We are often cautioned by the ideologues of the status-quo that there is no true federalism and that federalism varies from one territorial jurisdiction to another. My clarification is that the verbiage of  true federalism was prescribed by the wrong citation of what we practice in Nigeria as federalism. If what we call Nigerian federalism is a wrong attribution then there must be the authentic version. In truth Nigeria has violated and breached the threshold of the irreducible minimum of federalism. To argue otherwise is to imply that federalism is indeterminate and you can christen any constitutional structure including a unitary state with the name federalism.

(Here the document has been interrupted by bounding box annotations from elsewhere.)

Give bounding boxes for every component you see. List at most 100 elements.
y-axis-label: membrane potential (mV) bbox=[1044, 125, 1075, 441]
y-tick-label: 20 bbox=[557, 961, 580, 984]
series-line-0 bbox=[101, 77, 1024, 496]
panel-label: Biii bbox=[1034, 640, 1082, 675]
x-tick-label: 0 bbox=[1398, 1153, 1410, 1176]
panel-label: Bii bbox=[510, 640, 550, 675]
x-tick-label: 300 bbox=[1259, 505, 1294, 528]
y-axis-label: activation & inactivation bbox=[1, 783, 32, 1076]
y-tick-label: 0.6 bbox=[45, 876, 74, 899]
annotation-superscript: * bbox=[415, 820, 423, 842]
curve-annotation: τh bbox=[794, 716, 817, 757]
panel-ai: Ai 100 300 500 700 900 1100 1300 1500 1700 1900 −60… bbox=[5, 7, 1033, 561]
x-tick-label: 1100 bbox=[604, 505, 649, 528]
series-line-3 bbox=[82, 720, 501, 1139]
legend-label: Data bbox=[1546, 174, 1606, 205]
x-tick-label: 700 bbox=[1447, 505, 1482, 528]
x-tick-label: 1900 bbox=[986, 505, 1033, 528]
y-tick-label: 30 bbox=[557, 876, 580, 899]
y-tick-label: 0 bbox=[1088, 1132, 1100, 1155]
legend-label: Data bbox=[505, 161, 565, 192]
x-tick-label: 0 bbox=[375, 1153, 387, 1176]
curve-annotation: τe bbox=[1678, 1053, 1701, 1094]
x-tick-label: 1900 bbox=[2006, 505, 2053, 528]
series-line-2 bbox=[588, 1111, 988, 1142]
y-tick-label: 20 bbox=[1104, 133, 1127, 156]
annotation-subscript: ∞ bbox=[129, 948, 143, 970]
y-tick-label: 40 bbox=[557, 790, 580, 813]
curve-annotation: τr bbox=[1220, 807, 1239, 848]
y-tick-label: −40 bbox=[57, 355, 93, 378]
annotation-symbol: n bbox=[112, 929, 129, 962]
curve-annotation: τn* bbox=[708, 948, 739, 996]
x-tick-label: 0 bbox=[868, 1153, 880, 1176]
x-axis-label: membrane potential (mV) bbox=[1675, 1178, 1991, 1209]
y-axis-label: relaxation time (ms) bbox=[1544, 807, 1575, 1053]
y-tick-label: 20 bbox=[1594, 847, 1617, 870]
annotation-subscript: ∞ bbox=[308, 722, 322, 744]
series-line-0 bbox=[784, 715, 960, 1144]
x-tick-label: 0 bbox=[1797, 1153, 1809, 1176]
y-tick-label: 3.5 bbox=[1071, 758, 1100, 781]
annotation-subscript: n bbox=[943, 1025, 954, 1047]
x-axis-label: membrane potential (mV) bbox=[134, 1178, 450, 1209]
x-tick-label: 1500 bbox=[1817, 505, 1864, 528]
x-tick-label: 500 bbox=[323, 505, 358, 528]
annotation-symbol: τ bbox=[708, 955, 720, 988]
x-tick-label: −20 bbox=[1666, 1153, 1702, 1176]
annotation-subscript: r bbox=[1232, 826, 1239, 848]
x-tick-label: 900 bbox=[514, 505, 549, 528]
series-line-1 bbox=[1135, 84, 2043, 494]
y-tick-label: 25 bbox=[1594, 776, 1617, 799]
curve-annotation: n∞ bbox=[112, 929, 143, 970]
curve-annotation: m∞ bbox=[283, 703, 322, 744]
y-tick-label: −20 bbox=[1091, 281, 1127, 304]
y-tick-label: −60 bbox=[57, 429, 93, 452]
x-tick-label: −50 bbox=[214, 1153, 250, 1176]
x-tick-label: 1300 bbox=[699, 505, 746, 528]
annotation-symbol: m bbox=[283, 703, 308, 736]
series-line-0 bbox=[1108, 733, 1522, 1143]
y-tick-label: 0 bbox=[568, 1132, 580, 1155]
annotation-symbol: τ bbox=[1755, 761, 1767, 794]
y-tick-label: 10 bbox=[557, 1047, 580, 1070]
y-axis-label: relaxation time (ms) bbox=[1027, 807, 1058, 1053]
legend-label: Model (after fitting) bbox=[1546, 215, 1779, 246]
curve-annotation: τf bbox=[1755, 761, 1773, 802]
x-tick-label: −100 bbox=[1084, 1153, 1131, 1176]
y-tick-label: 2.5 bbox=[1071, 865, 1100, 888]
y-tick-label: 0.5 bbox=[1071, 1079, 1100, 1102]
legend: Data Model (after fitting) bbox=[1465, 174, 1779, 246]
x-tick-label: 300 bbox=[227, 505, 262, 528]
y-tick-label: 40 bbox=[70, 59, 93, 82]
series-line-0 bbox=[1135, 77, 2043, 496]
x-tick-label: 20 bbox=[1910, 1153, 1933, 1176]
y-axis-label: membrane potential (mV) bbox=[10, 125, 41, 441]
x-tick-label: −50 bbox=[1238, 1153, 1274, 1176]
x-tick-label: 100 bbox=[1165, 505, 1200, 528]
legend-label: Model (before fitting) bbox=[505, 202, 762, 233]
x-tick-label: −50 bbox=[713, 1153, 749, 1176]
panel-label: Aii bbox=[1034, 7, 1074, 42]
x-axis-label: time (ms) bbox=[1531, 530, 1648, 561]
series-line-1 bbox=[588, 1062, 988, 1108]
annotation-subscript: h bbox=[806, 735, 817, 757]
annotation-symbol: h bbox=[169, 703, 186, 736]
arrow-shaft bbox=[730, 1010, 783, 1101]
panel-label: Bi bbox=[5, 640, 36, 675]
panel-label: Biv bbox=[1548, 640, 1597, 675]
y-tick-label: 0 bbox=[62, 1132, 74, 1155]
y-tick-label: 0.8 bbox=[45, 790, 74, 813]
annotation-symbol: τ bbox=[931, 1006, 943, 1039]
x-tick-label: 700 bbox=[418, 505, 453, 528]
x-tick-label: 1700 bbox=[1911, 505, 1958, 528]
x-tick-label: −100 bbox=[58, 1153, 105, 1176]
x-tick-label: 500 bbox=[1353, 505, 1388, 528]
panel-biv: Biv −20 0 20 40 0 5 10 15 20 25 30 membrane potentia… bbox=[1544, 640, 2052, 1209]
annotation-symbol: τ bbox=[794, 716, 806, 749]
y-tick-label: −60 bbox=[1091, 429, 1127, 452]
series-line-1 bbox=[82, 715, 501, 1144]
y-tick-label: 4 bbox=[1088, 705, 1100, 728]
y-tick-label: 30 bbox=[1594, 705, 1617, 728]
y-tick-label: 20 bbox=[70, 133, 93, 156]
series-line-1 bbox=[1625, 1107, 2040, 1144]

To buttress the point is the epistemological clarification that “although today’s federal systems vary in design, five structural characteristics are common to the United States and other federal systems around the world, including Germany and Mexico. First, all federal systems establish two levels of government, with both levels being elected by the people and each level assigned different functions. The national government is responsible for handling matters that affect the country as a whole, for example, defending the nation against foreign threats and promoting national economic prosperity. Subnational, or state governments, are responsible for matters that lie within their regions, which include ensuring the well-being of their people by administering education, health care, public safety, and other public services.